I am terrified. My boys are hard work. Deliciously cute, and ridiculously funny (to me) but full of energy, mischief and violence towards each other. My identity rightly or wrongly has always hinged on sticking a bit of mascara on and going to work. Sometimes I’ve relished challenges, got stuck in and learned lots and sometimes I’ve just gotten through the day. I’ve worked on some really great projects and with some really great people. Ones that made me laugh loads, taught me stuff, made me tea, begged me to bake for them and argued with me about absolutely every little thing. I loved that. They’re what I’m really going to miss when my coffee is going cold and I’m only arguing with a toddler about whether the TV can go on or not. (He knows nothing to speak of about feminism or water charges.)
Instead of clients’ deadlines there is huge pressure on me now as official educator of the two and a half year old. He doesn’t know his colours. I do. Ergo, I must teach him. Currently he shouts “Red! Blue!” enthusiastically for absolutely everything. He sings songs all day long: Hickory Dickory Dock; Camptown Races; Incy Wincy and many many more classics that I did not teach him a single one of.

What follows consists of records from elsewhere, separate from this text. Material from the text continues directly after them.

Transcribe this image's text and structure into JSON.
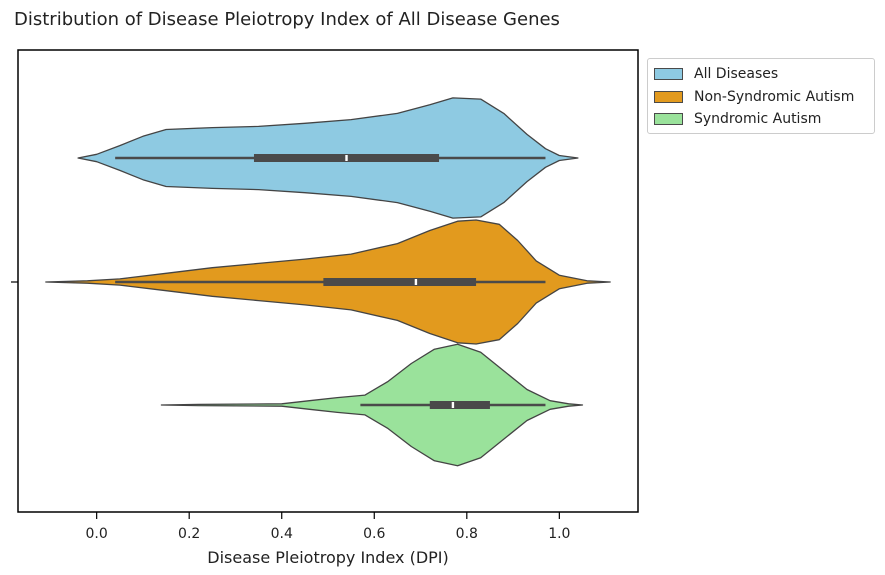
{
  "chart_data": {
    "type": "violin",
    "title": "Distribution of Disease Pleiotropy Index of All Disease Genes",
    "xlabel": "Disease Pleiotropy Index (DPI)",
    "ylabel": "",
    "xlim": [
      -0.17,
      1.17
    ],
    "xticks": [
      "0.0",
      "0.2",
      "0.4",
      "0.6",
      "0.8",
      "1.0"
    ],
    "orientation": "horizontal",
    "legend_position": "outside-upper-right",
    "series": [
      {
        "name": "All Diseases",
        "color": "#8ecae2",
        "whisker": [
          0.04,
          0.97
        ],
        "q1": 0.34,
        "median": 0.54,
        "q3": 0.74,
        "density": [
          [
            -0.04,
            0.0
          ],
          [
            0.0,
            0.06
          ],
          [
            0.05,
            0.2
          ],
          [
            0.1,
            0.35
          ],
          [
            0.15,
            0.46
          ],
          [
            0.25,
            0.49
          ],
          [
            0.35,
            0.51
          ],
          [
            0.45,
            0.56
          ],
          [
            0.55,
            0.62
          ],
          [
            0.65,
            0.72
          ],
          [
            0.72,
            0.86
          ],
          [
            0.77,
            0.97
          ],
          [
            0.83,
            0.95
          ],
          [
            0.88,
            0.72
          ],
          [
            0.93,
            0.38
          ],
          [
            0.97,
            0.15
          ],
          [
            1.0,
            0.04
          ],
          [
            1.04,
            0.0
          ]
        ]
      },
      {
        "name": "Non-Syndromic Autism",
        "color": "#e29a1e",
        "whisker": [
          0.04,
          0.97
        ],
        "q1": 0.49,
        "median": 0.69,
        "q3": 0.82,
        "density": [
          [
            -0.11,
            0.0
          ],
          [
            -0.02,
            0.02
          ],
          [
            0.05,
            0.05
          ],
          [
            0.15,
            0.14
          ],
          [
            0.25,
            0.23
          ],
          [
            0.35,
            0.3
          ],
          [
            0.45,
            0.37
          ],
          [
            0.55,
            0.45
          ],
          [
            0.65,
            0.62
          ],
          [
            0.72,
            0.83
          ],
          [
            0.78,
            0.98
          ],
          [
            0.82,
            1.0
          ],
          [
            0.87,
            0.93
          ],
          [
            0.91,
            0.67
          ],
          [
            0.95,
            0.34
          ],
          [
            1.0,
            0.11
          ],
          [
            1.06,
            0.02
          ],
          [
            1.11,
            0.0
          ]
        ]
      },
      {
        "name": "Syndromic Autism",
        "color": "#9ae29b",
        "whisker": [
          0.57,
          0.97
        ],
        "q1": 0.72,
        "median": 0.77,
        "q3": 0.85,
        "density": [
          [
            0.14,
            0.0
          ],
          [
            0.22,
            0.01
          ],
          [
            0.3,
            0.015
          ],
          [
            0.4,
            0.02
          ],
          [
            0.46,
            0.07
          ],
          [
            0.52,
            0.12
          ],
          [
            0.58,
            0.16
          ],
          [
            0.63,
            0.38
          ],
          [
            0.68,
            0.67
          ],
          [
            0.73,
            0.9
          ],
          [
            0.78,
            0.98
          ],
          [
            0.83,
            0.85
          ],
          [
            0.88,
            0.55
          ],
          [
            0.93,
            0.25
          ],
          [
            0.98,
            0.07
          ],
          [
            1.02,
            0.02
          ],
          [
            1.05,
            0.0
          ]
        ]
      }
    ]
  }
}
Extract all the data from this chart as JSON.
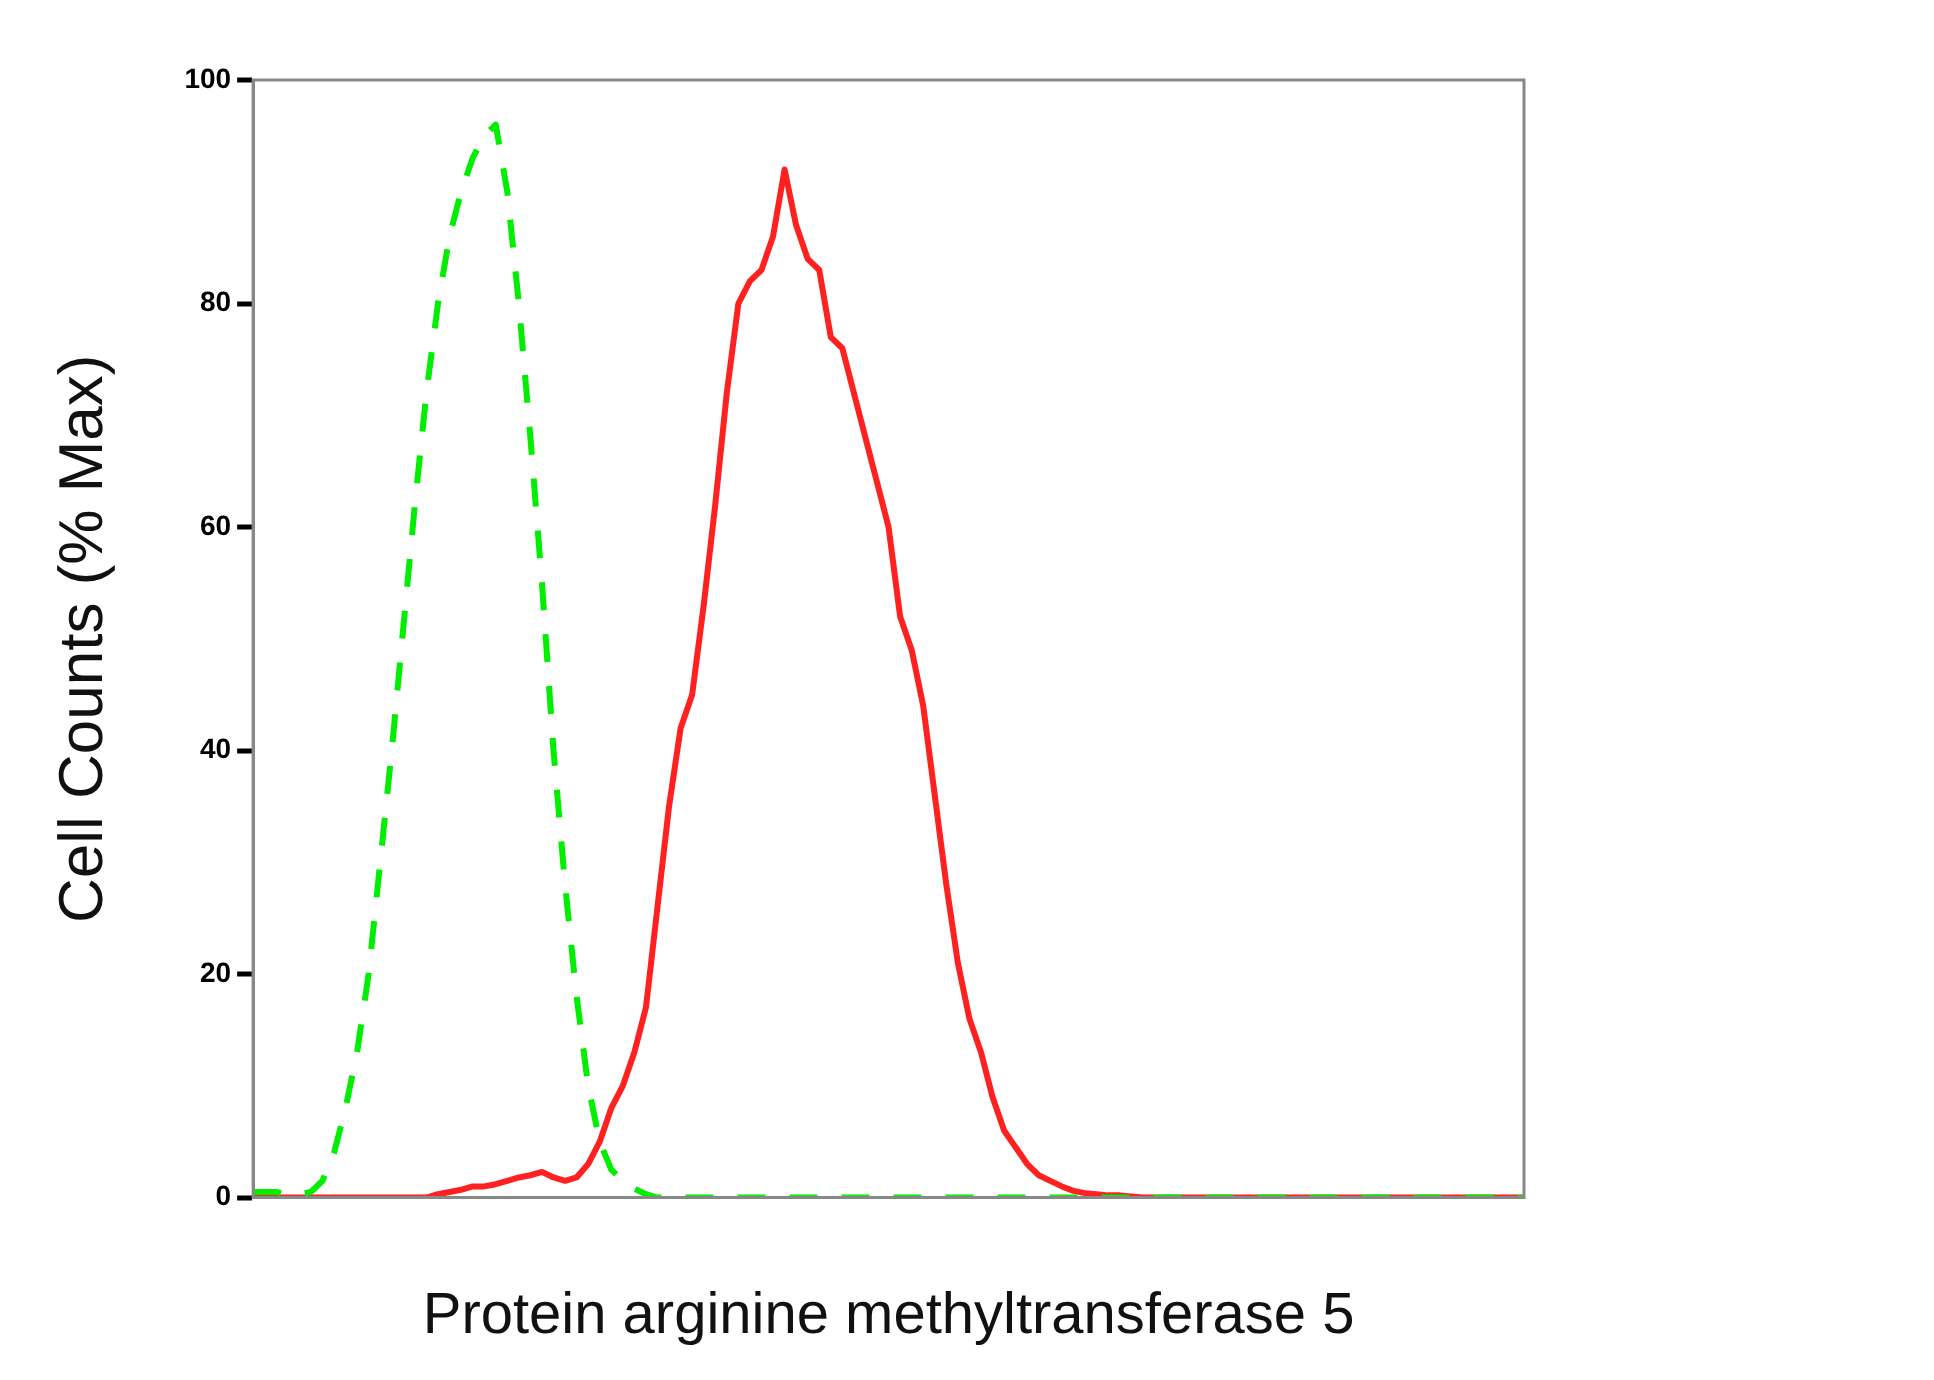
{
  "chart_data": {
    "type": "line",
    "xlabel": "Protein arginine methyltransferase 5",
    "ylabel": "Cell Counts (% Max)",
    "categories": [
      null,
      null,
      null,
      null,
      null,
      null,
      null,
      null,
      null,
      null,
      null,
      null,
      null,
      null,
      null,
      null,
      null,
      null,
      null,
      null,
      null,
      null,
      null,
      null,
      null,
      null,
      null,
      null,
      null,
      null,
      null,
      null,
      null,
      null,
      null,
      null,
      null,
      null,
      null,
      null,
      null,
      null,
      null,
      null,
      null,
      null,
      null,
      null,
      null,
      null,
      null,
      null,
      null,
      null,
      null,
      null,
      null,
      null,
      null,
      null,
      null,
      null,
      null,
      null,
      null,
      null,
      null,
      null,
      null,
      null,
      null,
      null,
      null,
      null,
      null,
      null,
      null,
      null,
      null,
      null,
      null,
      null,
      null,
      null,
      null,
      null,
      null,
      null,
      null,
      null,
      null,
      null,
      null,
      null,
      null,
      null,
      null,
      null,
      null,
      null,
      null,
      null,
      null,
      null,
      null,
      null,
      null,
      null,
      null,
      null,
      null
    ],
    "series": [
      {
        "color": "#00ee00",
        "line_style": "dashed",
        "values": [
          0.5,
          0.5,
          0.5,
          0.3,
          0.3,
          0.5,
          1.5,
          4,
          8,
          13,
          20,
          30,
          40,
          51,
          62,
          72,
          80,
          86,
          90,
          93,
          95,
          96,
          90,
          80,
          68,
          55,
          40,
          28,
          18,
          10,
          5,
          2.5,
          1.5,
          0.8,
          0.3,
          0,
          0,
          0,
          0,
          0,
          0,
          0,
          0,
          0,
          0,
          0,
          0,
          0,
          0,
          0,
          0,
          0,
          0,
          0,
          0,
          0,
          0,
          0,
          0,
          0,
          0,
          0,
          0,
          0,
          0,
          0,
          0,
          0,
          0,
          0,
          0,
          0,
          0,
          0,
          0,
          0,
          0,
          0,
          0,
          0,
          0,
          0,
          0,
          0,
          0,
          0,
          0,
          0,
          0,
          0,
          0,
          0,
          0,
          0,
          0,
          0,
          0,
          0,
          0,
          0,
          0,
          0,
          0,
          0,
          0,
          0,
          0,
          0,
          0,
          0,
          0
        ]
      },
      {
        "color": "#ff2020",
        "line_style": "solid",
        "values": [
          0,
          0,
          0,
          0,
          0,
          0,
          0,
          0,
          0,
          0,
          0,
          0,
          0,
          0,
          0,
          0,
          0.3,
          0.5,
          0.7,
          1,
          1,
          1.2,
          1.5,
          1.8,
          2,
          2.3,
          1.8,
          1.5,
          1.8,
          3,
          5,
          8,
          10,
          13,
          17,
          26,
          35,
          42,
          45,
          53,
          62,
          72,
          80,
          82,
          83,
          86,
          92,
          87,
          84,
          83,
          77,
          76,
          72,
          68,
          64,
          60,
          52,
          49,
          44,
          36,
          28,
          21,
          16,
          13,
          9,
          6,
          4.5,
          3,
          2,
          1.5,
          1,
          0.6,
          0.4,
          0.3,
          0.2,
          0.2,
          0.1,
          0,
          0,
          0,
          0,
          0,
          0,
          0,
          0,
          0,
          0,
          0,
          0,
          0,
          0,
          0,
          0,
          0,
          0,
          0,
          0,
          0,
          0,
          0,
          0,
          0,
          0,
          0,
          0,
          0,
          0,
          0,
          0,
          0,
          0
        ]
      }
    ],
    "ylim": [
      0,
      100
    ],
    "yticks": [
      0,
      20,
      40,
      60,
      80,
      100
    ],
    "grid": false,
    "legend": false,
    "marker": "none"
  }
}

What if he stops singing? What if he forgets them all and the tunes dry up because I am not up on my nursery rhymes?
This is most likely a temporary situation. I am job hunting. Needs must: financial needs, mental health needs, my-own-sense-of-fulfilment-needs. I worry that I write that too easily, like I’m just dying to put my kids back in childcare for 45 hours a week. I’m not, but you try finding a well paid three or four day a week fulfilling job in my area and pro-rata childcare and then come back to me. So full time work it will most likely be.
So for now, monday’s plan is The Grand Old Duke Of York and the colour green, because it’s my favourite. I’m looking ahead, resolutely, and without a paid job. Onwards and sideways!